Most Ohio death row inmates over the past 15 years took 15 minutes or less to die, records show. In years when Ohio used a three-drug combination, many inmates died in less than 10 minutes, according to the records.
With these executions causing more concern, some states are looking at old school ways to get the job done.
Burn’s Wyoming bill specifically allows a firing squad should supplies of current lethal injection drugs or new compounds prove inadequate. Currently the state mandates for a gas chamber, which does not exist, as a secondary means of execution. The choice in the new bill was a careful balance between the available options.
“One of the reasons I chose firing squad as opposed to any other form of execution is because frankly it’s one of the cheapest for the state,” Burns said. “The expense of building a gas chamber I think would be prohibitive when you consider how many people would be executed by it, and even the cost of gallows.”
“If I had my choice, I would take the firing squad over lethal injection,” Burns said.
In 2011, Florida considered establishing a gun row as an alternative to lethal injection, but that move failed.
In Missouri last week, state Rep. Rick Brattin introduced HB1470, a bill similar to that seen in Wyoming which would allow the use of firing squads in the state.
“A lot of folks may picture the 1850s and everyone lining up to shoot, but the reality is that people suffer with every type of death,” said Brattin, a Republican. “This is no less humane than lethal injection.”
Some see this differently, including Missourians for Alternatives to the Death Penalty who released a statement opposing the idea.
Calling the bill “an act of desperation to save a death penalty system that is completely broken and beyond repair…” they stated, “the idea of a firing squad is beyond the standard of decency for our modern society, and Missourians would be appalled at using such a barbaric method.”
The U.S. is one of several countries, including North Korea, Brazil and Indonesia, which still have firing squads listed as a capital punishment method.
In the United States, except for military crimes during the Civil War era, execution by firing squad was never very popular.
Of the fifty states just four — Oklahoma, Nevada, Idaho, and Utah — have ever had the method on the books. Of these, By far, Utah has carried out the most executions by firing squad, with 41 condemned state inmates fatally gunned down. However, just three of these have taken place since 1976.
Utah itself banned the use of firing squads in 2004, but the practice was grandfathered for legacy death row inmates who asked for it.
The last execution by firing squad to take place in the United States was a Utah man, Ronnie Lee Gardner. Convicted of capital murder in 1985, Gardner specifically asked for execution by gunfire under the now-repudiated Mormon belief in ‘blood atonement’ by which individuals are required to shed their own blood to pay for their sins.
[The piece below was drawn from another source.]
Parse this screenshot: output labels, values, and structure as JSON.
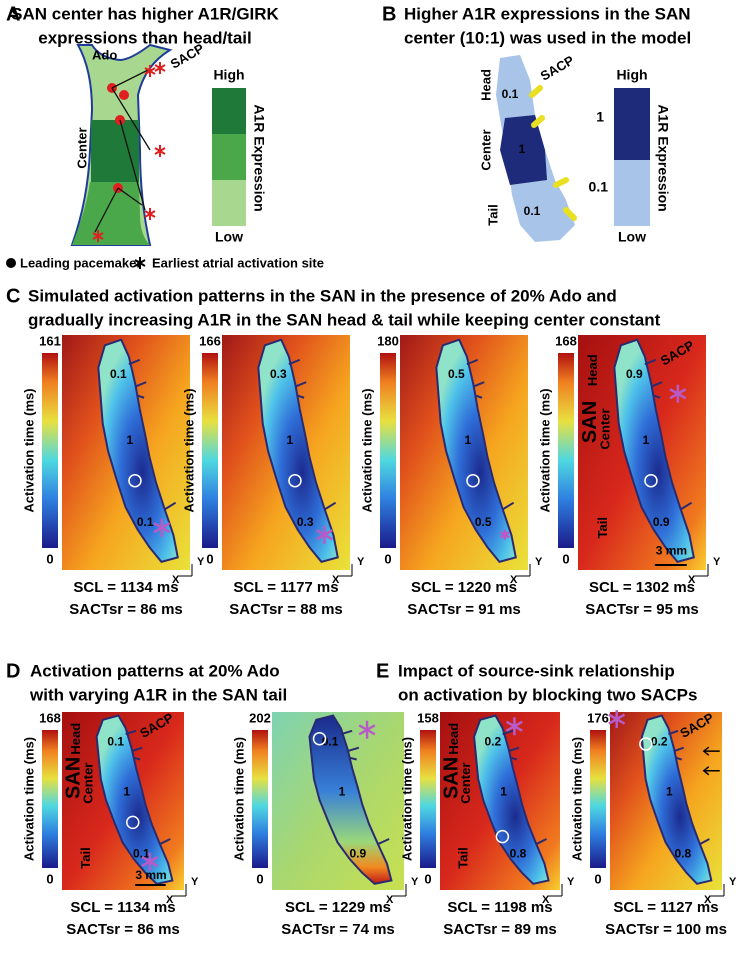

Garnder’s sentence was carried out on June 18, 2010, at fifteen minutes past midnight by a squad of five volunteer marksmen drawn from certified police officers. Concealed behind a solid wall with aiming slits over a bench rest, the marksmen, all armed with .30-30 Winchester lever action rifles, took aim at a white target placed over the condemned man’s heart.
Two minutes after the execution was ordered Gardner was declared dead by the medical examiner in attendance
To ease the stress and, perhaps, guilt of the marksman, one of the five rifles had a wax bullet cartridge loaded so that the shooters could not say for certain whether they fired a live round during the execution.
If Wyoming and Missouri approve these firing-squad bills, their respective state corrections facilities may have to stock up on wax bullets.